1. Henry James (1811–82), American philosopher and author, influenced by Swedenborgianism and Fourierism; m., 1840, Mary Robertson, b. Walsh (1810–82); father of the psychologist William (1842–1910) and the novelist Henry (1843–1916). He had sailed with his family from the U.S. in Oct. Emerson' wrote to TC, 30 Oct.: “Lately went Henry James to you with a letter from me. He is a fine companion from his intelligence valour & worth, and
is & has been a very beneficent person” (Slater, CEC 347). James wrote to Emerson about TC, 11 May, when Past and Present was announced: “I am cheered by the coming of Carlyle's new book. … The title is provokingly enigmatical. Thought enough
will be there, no doubt, whatever it may be named.

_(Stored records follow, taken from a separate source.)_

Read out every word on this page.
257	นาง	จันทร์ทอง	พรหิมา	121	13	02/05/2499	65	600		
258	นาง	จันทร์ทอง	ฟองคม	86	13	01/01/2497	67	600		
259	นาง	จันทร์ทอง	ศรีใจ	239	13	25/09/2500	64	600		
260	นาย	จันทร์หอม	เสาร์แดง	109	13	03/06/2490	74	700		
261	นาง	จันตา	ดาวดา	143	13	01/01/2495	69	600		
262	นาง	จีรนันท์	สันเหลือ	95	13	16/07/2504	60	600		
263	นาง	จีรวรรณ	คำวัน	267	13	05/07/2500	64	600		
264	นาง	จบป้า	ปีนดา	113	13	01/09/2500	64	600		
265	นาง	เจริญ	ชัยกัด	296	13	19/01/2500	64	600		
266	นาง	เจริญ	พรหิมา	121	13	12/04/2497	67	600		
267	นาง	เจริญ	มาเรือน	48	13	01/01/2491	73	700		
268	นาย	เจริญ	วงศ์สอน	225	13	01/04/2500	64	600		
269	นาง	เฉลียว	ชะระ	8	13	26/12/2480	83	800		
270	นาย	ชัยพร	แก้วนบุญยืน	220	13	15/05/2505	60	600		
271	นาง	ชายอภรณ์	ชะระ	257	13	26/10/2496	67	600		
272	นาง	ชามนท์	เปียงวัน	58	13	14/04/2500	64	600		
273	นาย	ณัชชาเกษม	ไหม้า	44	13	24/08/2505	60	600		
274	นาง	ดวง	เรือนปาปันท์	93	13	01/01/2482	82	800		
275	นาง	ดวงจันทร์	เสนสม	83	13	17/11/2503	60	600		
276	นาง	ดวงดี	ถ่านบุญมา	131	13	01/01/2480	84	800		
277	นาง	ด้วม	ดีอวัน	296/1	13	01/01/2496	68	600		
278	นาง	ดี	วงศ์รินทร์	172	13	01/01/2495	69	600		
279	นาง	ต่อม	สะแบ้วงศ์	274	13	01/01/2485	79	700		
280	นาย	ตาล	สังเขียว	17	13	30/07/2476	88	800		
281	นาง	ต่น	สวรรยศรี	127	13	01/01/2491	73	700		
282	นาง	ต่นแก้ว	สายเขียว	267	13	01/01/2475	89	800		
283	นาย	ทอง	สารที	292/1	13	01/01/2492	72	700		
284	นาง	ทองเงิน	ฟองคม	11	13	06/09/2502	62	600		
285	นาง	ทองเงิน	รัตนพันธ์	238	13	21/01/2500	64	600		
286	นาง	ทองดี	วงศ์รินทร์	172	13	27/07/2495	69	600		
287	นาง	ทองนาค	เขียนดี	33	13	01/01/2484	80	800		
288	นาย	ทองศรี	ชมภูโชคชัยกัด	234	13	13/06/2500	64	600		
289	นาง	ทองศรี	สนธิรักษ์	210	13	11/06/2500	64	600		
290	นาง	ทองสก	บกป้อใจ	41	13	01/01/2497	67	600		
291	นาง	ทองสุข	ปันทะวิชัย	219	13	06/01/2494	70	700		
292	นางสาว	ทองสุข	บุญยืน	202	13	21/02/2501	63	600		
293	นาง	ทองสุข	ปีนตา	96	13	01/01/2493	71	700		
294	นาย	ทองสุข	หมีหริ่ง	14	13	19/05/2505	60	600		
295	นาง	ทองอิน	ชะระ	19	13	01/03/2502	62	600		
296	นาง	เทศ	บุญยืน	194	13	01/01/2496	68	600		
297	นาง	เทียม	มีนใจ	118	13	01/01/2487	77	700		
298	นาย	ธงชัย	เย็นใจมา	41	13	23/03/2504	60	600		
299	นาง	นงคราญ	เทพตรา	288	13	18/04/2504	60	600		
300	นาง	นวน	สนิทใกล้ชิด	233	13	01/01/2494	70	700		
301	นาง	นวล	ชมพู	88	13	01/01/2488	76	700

Thought heaped up to top-heaviness and inevitable lopsidedness, but more interesting thought to me than comes from any other
quarter of Europe. Interesting for the man's sake whom it shews. According to my notion Carlyle is the very best interpreter
of spiritual philosophy which could be devised for this age. … Just to think of a Scotchman with a heart widened to German spiritualities! … You don't look upon Calvinism as a fact at all, wherein you are to my mind
philosophically infirm, and impaired as to your universality. I can see in Carlyle's writing the advantage his familiarity
with this fact gives him over you with a general audience. What is highest in Carlyle is built upon that lowest. At least
so I read” (quoted in F. O. Mathiessen, The James Family [New York, 1947] 42–43). James wrote “Some Personal Recollections of Carlyle” after TC's death, 1881; see The Literary Remains of the Late Henry James, ed. W. James (Boston, 1885), 421–68.